The efficacy of the ZnO:α-Fe2O3 composites modified carbon paste electrode for the sensitive electrochemical detection of loperamide: A detailed investigation

Abstract

The efficacy of the ZnO-α-Fe2O3 composites as carbon paste electrode (CPE) modifier for sensitive electrochemical detection of loperamide was explored. The composites were synthesized in 1:1, 2:1, and 3:1 (ZnO:α-Fe2O3) ratios by the gradual amalgamation of pre-synthesized α-Fe2O3 and hydrated gel of Zn2+ that later transformed to the ZnO by thermal treatment. The lattice parameters of the composite ZnO and the probable variations in the oxidation states of the components during the adopted coating procedure were assessed by X-ray diffraction (XRD) and X-ray photoelectron spectroscopy (XPS), respectively.
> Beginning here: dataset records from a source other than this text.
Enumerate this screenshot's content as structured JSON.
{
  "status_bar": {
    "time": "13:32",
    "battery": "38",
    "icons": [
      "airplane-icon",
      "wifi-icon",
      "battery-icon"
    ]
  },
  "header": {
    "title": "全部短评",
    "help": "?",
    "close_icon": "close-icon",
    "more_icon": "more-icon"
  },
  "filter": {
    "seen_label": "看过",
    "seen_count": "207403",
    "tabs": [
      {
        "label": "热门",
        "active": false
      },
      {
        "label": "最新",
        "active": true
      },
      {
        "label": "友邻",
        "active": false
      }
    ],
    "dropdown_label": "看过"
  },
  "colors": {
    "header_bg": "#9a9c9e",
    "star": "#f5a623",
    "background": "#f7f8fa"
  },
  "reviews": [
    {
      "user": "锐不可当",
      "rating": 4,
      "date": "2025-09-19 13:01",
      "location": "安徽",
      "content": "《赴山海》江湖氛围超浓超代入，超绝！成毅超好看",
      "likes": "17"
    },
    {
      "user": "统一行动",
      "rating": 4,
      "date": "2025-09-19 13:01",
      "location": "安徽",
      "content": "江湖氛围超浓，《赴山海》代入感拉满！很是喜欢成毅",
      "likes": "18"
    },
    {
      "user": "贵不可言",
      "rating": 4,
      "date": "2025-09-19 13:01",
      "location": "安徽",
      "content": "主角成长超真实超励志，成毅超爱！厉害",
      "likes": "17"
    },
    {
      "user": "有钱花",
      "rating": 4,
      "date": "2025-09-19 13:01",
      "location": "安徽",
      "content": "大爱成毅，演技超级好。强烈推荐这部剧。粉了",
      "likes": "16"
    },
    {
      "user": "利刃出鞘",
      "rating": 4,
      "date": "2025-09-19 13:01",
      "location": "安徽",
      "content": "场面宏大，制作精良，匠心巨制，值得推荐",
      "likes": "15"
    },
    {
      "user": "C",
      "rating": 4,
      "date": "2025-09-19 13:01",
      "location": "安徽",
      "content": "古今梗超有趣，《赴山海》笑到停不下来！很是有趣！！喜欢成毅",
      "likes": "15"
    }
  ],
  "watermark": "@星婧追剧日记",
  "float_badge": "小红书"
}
The field-emission scanning electron microscopy (FESEM) imaging of the as-synthesized and carbon paste (CP) dispersed composite powders at various resolutions exposed the increased surface coverage of the α-Fe2O3 by the ZnO particles with the increasing loading and the uniform distribution of the composite materials in the matrix of carbon paste. Compared to bare CPE, the composites modified CPEs exhibited significantly decreased charge transfer impedance at the electrode/electrolyte interface evaluated by electrochemical impedance spectroscopy (EIS). The sensing ability of the composites modified electrodes for the detection of loperamide in the aqueous medium was investigated. A higher and affectedly improved cyclic voltammetric (CV) oxidation signal of loperamide was noticed at the prepared ZnO:α-Fe2O3/CPEs compared to pure components modified CPEs i.e. ZnO/CPE and α-Fe2O3/CPE. Based on the EIS and CV investigations, a superior electrochemical performance of (2:1) ZnO:α-Fe2O3/CPE was established. Additionally, under optimized experimental conditions of pH, deposition potential, and accumulation time, loperamide was quantified by square wave stripping voltammetry (SWSV) that resulted in the linear calibration ranges from 0.08–1 and 2–10μmolL−1 with detection limits (S/N=3) of 7.9 and 3.6nmolL−1. The findings of various electrochemical investigations were correlated to establish the mechanism of charge transport and oxidation of loperamide.